Thanks for the quick reply, but I had a bad choice of words, it's booting fine, just doesn't seem like it's doing anything. I'm still getting the non-genuine prompt and I still cannot activate.
Here's a curveball that could make me look like an idiot. I don't see SLIC which probably means I don't even have SLIC in my BIOS. Am I looking at the wrong tool completely to try and activate windows? I was led here because Windows Loader said "Unsupported partition table" and the fact that I know that 3TB drives cause some issues.
Hmmm, first off, I really appreciate your help. You have some great instructions and very prompt replies, so thank you! It is GPT according to the disk management, but AIDA doesn't show anything.
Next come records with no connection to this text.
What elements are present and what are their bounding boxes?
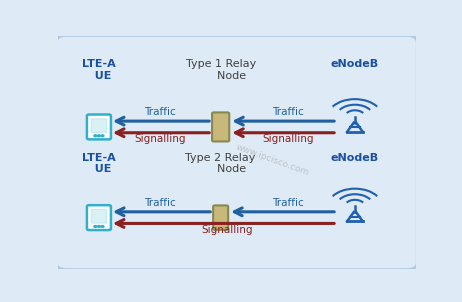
Text: Traffic: Traffic bbox=[144, 198, 176, 207]
FancyBboxPatch shape bbox=[87, 114, 111, 139]
Text: LTE-A
  UE: LTE-A UE bbox=[82, 59, 116, 81]
FancyBboxPatch shape bbox=[87, 205, 111, 230]
Text: Traffic: Traffic bbox=[272, 198, 304, 207]
Text: Type 1 Relay
      Node: Type 1 Relay Node bbox=[186, 59, 256, 81]
Text: eNodeB: eNodeB bbox=[331, 59, 379, 69]
Text: eNodeB: eNodeB bbox=[331, 153, 379, 162]
Circle shape bbox=[101, 226, 104, 227]
Circle shape bbox=[94, 135, 97, 137]
Text: www.ipcisco.com: www.ipcisco.com bbox=[235, 142, 310, 177]
Text: Type 2 Relay
      Node: Type 2 Relay Node bbox=[185, 153, 256, 174]
Circle shape bbox=[101, 135, 104, 137]
Circle shape bbox=[97, 135, 100, 137]
Text: Signalling: Signalling bbox=[262, 134, 314, 144]
Circle shape bbox=[97, 226, 100, 227]
FancyBboxPatch shape bbox=[91, 209, 107, 223]
FancyBboxPatch shape bbox=[213, 205, 228, 230]
FancyBboxPatch shape bbox=[91, 119, 107, 133]
Text: LTE-A
  UE: LTE-A UE bbox=[82, 153, 116, 174]
Text: Signalling: Signalling bbox=[134, 134, 186, 144]
Text: Traffic: Traffic bbox=[144, 107, 176, 117]
Text: Traffic: Traffic bbox=[272, 107, 304, 117]
FancyBboxPatch shape bbox=[56, 35, 418, 270]
Circle shape bbox=[94, 226, 97, 227]
Text: Signalling: Signalling bbox=[201, 225, 253, 235]
FancyBboxPatch shape bbox=[212, 112, 229, 141]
The pleasure is mine! I updated my previous posts, please start from "If the disk is GPT formatted then trace the SLIC loading process..." in post #226.
Thanks for the help John. While I consider myself reasonably okay with tech, I'm completely confused with the terms/instructions probably because I have no clue what any of this really is. What I've understood is running AIDA64 as well as running the install.bat (I've tried running it with an elevated CMD as well as the admin). After that I'm lost. I'm confused as to what bcdedit /enum firmware is. This isn't a cmd command, am I supposed to use it in a bat file or? And the other thing is the debug build of BOOTX64.EFI. I can't seem to find it in the thread, and even then, I'm not quite sure what to do with a .EFI file. Thanks again for all the help, and sorry for the need for clarification, I know I'm a bit of a handful here.
nononsence, thank you for your great hard work! "Release_06-16-2012" (install.bat) with MB "MSI Z68A-G43 (G3)", CPU i5 2500, GPT HDD, works fine!
What's the resulting difference? Why would it matter how memory is written if the resulting memory content is identical?
If the problem was caused by an undocumented extension to the firmware like a change to the memory type enumeration, then it is possible that WindSLIC could request the incorrect memory type to move the ACPI tables into and be the cause of the described issue. using the ACPI table protocol in the second version would rule that out.